Das glaube ich so nie im Leben.
Dass sie die Therapieansätze so aufgefasst und
für sich umgesetzt hat, dagegen durchaus.
Wie gesagt: Ein normales Maß darin, von anderen etwas zu fordern oder ihnen zuzumuten, hatte sie ja auch schon vorher offensichtlich nicht (dann eben in die andere Richtung) und konnte möglicherweise gar nicht erkennen, was denn jetzt eine normale Größe für "ihr Stück vom Kuchen" hätte sein sollen.
Dass die Genesung so lange dauert, wundert mich dabei, um es nochmal zu sagen, nicht.
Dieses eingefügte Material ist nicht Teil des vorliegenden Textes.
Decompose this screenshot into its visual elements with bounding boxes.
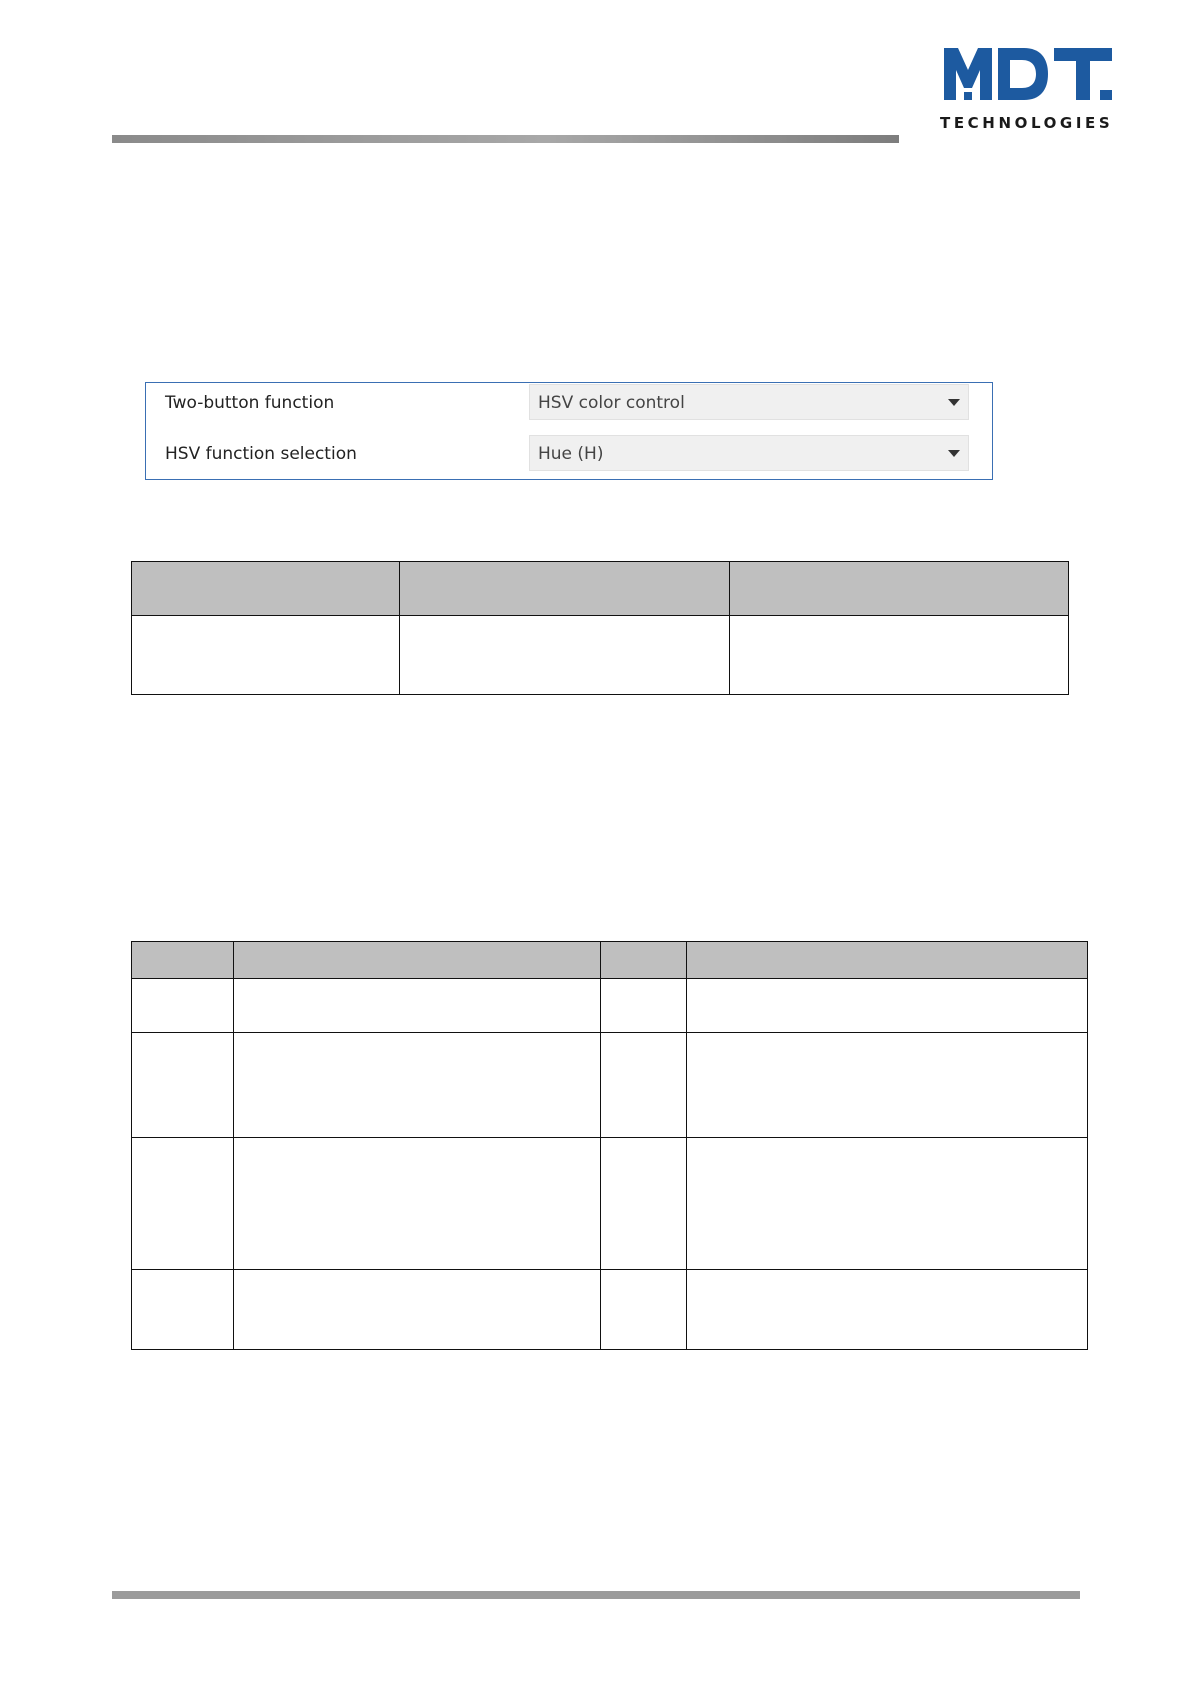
table-cell <box>687 1138 1088 1270</box>
table-cell <box>234 1270 601 1350</box>
table-header-row <box>132 562 1069 616</box>
table-row <box>132 1270 1088 1350</box>
table-row <box>132 979 1088 1033</box>
table-header-cell <box>234 942 601 979</box>
table-header-cell <box>132 942 234 979</box>
table-row <box>132 1033 1088 1138</box>
table-cell <box>132 1270 234 1350</box>
table-cell <box>601 1033 687 1138</box>
table-cell <box>234 979 601 1033</box>
two-button-function-select[interactable] <box>529 384 969 420</box>
table-header-cell <box>687 942 1088 979</box>
table-cell <box>601 1270 687 1350</box>
logo-subtitle: TECHNOLOGIES <box>940 114 1114 132</box>
setting-table <box>131 561 1069 695</box>
table-cell <box>400 616 730 695</box>
footer-rule <box>112 1591 1080 1599</box>
table-cell <box>132 616 400 695</box>
table-row <box>132 616 1069 695</box>
chevron-down-icon <box>948 399 960 406</box>
parameter-panel <box>145 382 993 480</box>
hsv-function-selection-value: Hue (H) <box>538 444 604 464</box>
table-cell <box>132 979 234 1033</box>
communication-objects-table <box>131 941 1088 1350</box>
table-header-cell <box>601 942 687 979</box>
param-row-hsv-function-selection <box>146 435 992 473</box>
mdt-logo-mark <box>940 44 1115 104</box>
table-cell <box>687 1033 1088 1138</box>
param-row-two-button-function <box>146 384 992 422</box>
table-cell <box>132 1033 234 1138</box>
table-cell <box>601 979 687 1033</box>
table-header-row <box>132 942 1088 979</box>
table-cell <box>601 1138 687 1270</box>
table-header-cell <box>132 562 400 616</box>
two-button-function-label: Two-button function <box>165 393 335 413</box>
chevron-down-icon <box>948 450 960 457</box>
table-cell <box>234 1138 601 1270</box>
table-header-cell <box>400 562 730 616</box>
table-cell <box>234 1033 601 1138</box>
hsv-function-selection-select[interactable] <box>529 435 969 471</box>
table-cell <box>687 979 1088 1033</box>
two-button-function-value: HSV color control <box>538 393 685 413</box>
table-header-cell <box>730 562 1069 616</box>
hsv-function-selection-label: HSV function selection <box>165 444 357 464</box>
table-row <box>132 1138 1088 1270</box>
mdt-logo <box>940 44 1115 134</box>
table-cell <box>730 616 1069 695</box>
table-cell <box>687 1270 1088 1350</box>
table-cell <box>132 1138 234 1270</box>
header-rule <box>112 135 899 143</box>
Ich persönlich kenne niemanden, der es nachhaltig schneller geschafft hat.
Ohne dass man am Anfang hätte vermuten müssen, die Therapie sei "nach hinten losgegangen" oder habe "nichts bewirkt", oder sei "Schuld daran, dass es so lange gedauert hat".
Dem war in den anderen mir bekannten Fällen nicht so.
Wenn es wo gehakt hat, dann bei dem oder der Betroffenen, die Therapieansätze abgebrochen hat, wenn es "ans Eingemachte" ging, oder sehr beliebig und im eigenen Sinne ausgelegt haben, um nichts am eigenen Verhalten verändern zu müssen - worauf in einem Fal der Therapeut den Fall abgegeben hat, weil er meinte, auf diese Weise habe die Behandlung keinen Sinn... Sowas gibt's durchaus auch mal.